The Affair
1
It was a desire to jump narratives—
to find himself suddenly
encircled by different lights
in the distant hills. To find
the hum of the engine
conveying him forward
had altered its tone. The self
had to be asserted
against that which seemed
merely given: the body’s
untranscendable location—
to step outside it, outside
what was visible
in the mirror in the room.
2
He found himself threaded
through the mouth
by his only narrative,
the body that held it
propelling him forward
through the dark, the light
of that narrative
reaching out to strike
the ground before him
in his only voice.
Copyright @ 2014 by Wayne Miller. Used with permission of the author. This poem appeared in Poem-a-Day on June 11, 2014.

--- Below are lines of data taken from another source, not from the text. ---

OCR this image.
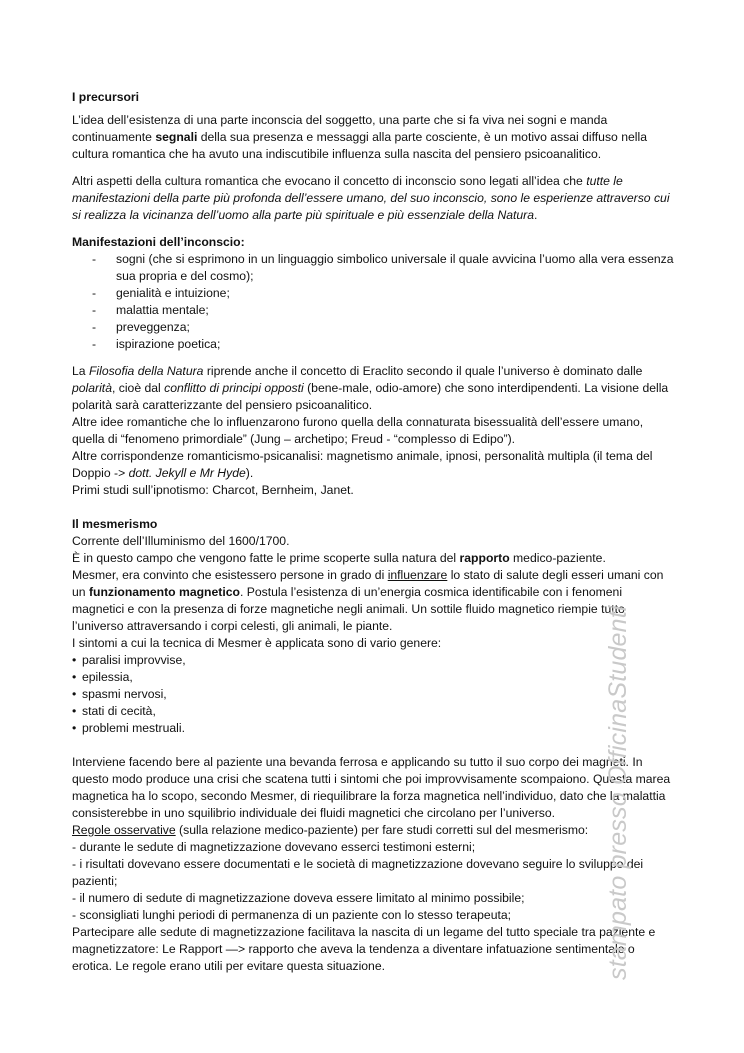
I precursori

L’idea dell’esistenza di una parte inconscia del soggetto, una parte che si fa viva nei sogni e manda continuamente segnali della sua presenza e messaggi alla parte cosciente, è un motivo assai diffuso nella cultura romantica che ha avuto una indiscutibile influenza sulla nascita del pensiero psicoanalitico.

Altri aspetti della cultura romantica che evocano il concetto di inconscio sono legati all’idea che tutte le manifestazioni della parte più profonda dell’essere umano, del suo inconscio, sono le esperienze attraverso cui si realizza la vicinanza dell’uomo alla parte più spirituale e più essenziale della Natura.

Manifestazioni dell’inconscio:

- sogni (che si esprimono in un linguaggio simbolico universale il quale avvicina l’uomo alla vera essenza sua propria e del cosmo);
- genialità e intuizione;
- malattia mentale;
- preveggenza;
- ispirazione poetica;

La Filosofia della Natura riprende anche il concetto di Eraclito secondo il quale l’universo è dominato dalle polarità, cioè dal conflitto di principi opposti (bene-male, odio-amore) che sono interdipendenti. La visione della polarità sarà caratterizzante del pensiero psicoanalitico.

Altre idee romantiche che lo influenzarono furono quella della connaturata bisessualità dell’essere umano, quella di “fenomeno primordiale” (Jung – archetipo; Freud - “complesso di Edipo”).

Altre corrispondenze romanticismo-psicanalisi: magnetismo animale, ipnosi, personalità multipla (il tema del Doppio -> dott. Jekyll e Mr Hyde).

Primi studi sull’ipnotismo: Charcot, Bernheim, Janet.

Il mesmerismo

Corrente dell’Illuminismo del 1600/1700.

È in questo campo che vengono fatte le prime scoperte sulla natura del rapporto medico-paziente.

Mesmer, era convinto che esistessero persone in grado di influenzare lo stato di salute degli esseri umani con un funzionamento magnetico. Postula l’esistenza di un’energia cosmica identificabile con i fenomeni magnetici e con la presenza di forze magnetiche negli animali. Un sottile fluido magnetico riempie tutto l’universo attraversando i corpi celesti, gli animali, le piante.

I sintomi a cui la tecnica di Mesmer è applicata sono di vario genere:

• paralisi improvvise,
• epilessia,
• spasmi nervosi,
• stati di cecità,
• problemi mestruali.

Interviene facendo bere al paziente una bevanda ferrosa e applicando su tutto il suo corpo dei magneti. In questo modo produce una crisi che scatena tutti i sintomi che poi improvvisamente scompaiono. Questa marea magnetica ha lo scopo, secondo Mesmer, di riequilibrare la forza magnetica nell’individuo, dato che la malattia consisterebbe in uno squilibrio individuale dei fluidi magnetici che circolano per l’universo.

Regole osservative (sulla relazione medico-paziente) per fare studi corretti sul del mesmerismo:

- durante le sedute di magnetizzazione dovevano esserci testimoni esterni;

- i risultati dovevano essere documentati e le società di magnetizzazione dovevano seguire lo sviluppo dei pazienti;

- il numero di sedute di magnetizzazione doveva essere limitato al minimo possibile;

- sconsigliati lunghi periodi di permanenza di un paziente con lo stesso terapeuta;

Partecipare alle sedute di magnetizzazione facilitava la nascita di un legame del tutto speciale tra paziente e magnetizzatore: Le Rapport —> rapporto che aveva la tendenza a diventare infatuazione sentimentale o erotica. Le regole erano utili per evitare questa situazione.	stampato presso OfficinaStudenti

"'The Affair' arrived when I was repeatedly struck by two seemingly unrelated thoughts: (1) that we tend to explore the future—particularly the immediate future—with imagined, predictive narratives; and (2) that affairs are rarely about simple attraction. I managed to yoke together these ideas when I arrived at the image of the train, which initially the man seems to be riding Rabbit-style away from his marriage, but which soon becomes him as he barrels forward along the tracks of his life. My father had a number of affairs while I was growing up—something I've tried to understand more clearly and sympathetically than the simplifying narratives I've been told about him might generally allow for; this poem was, I believe, another attempt in that direction."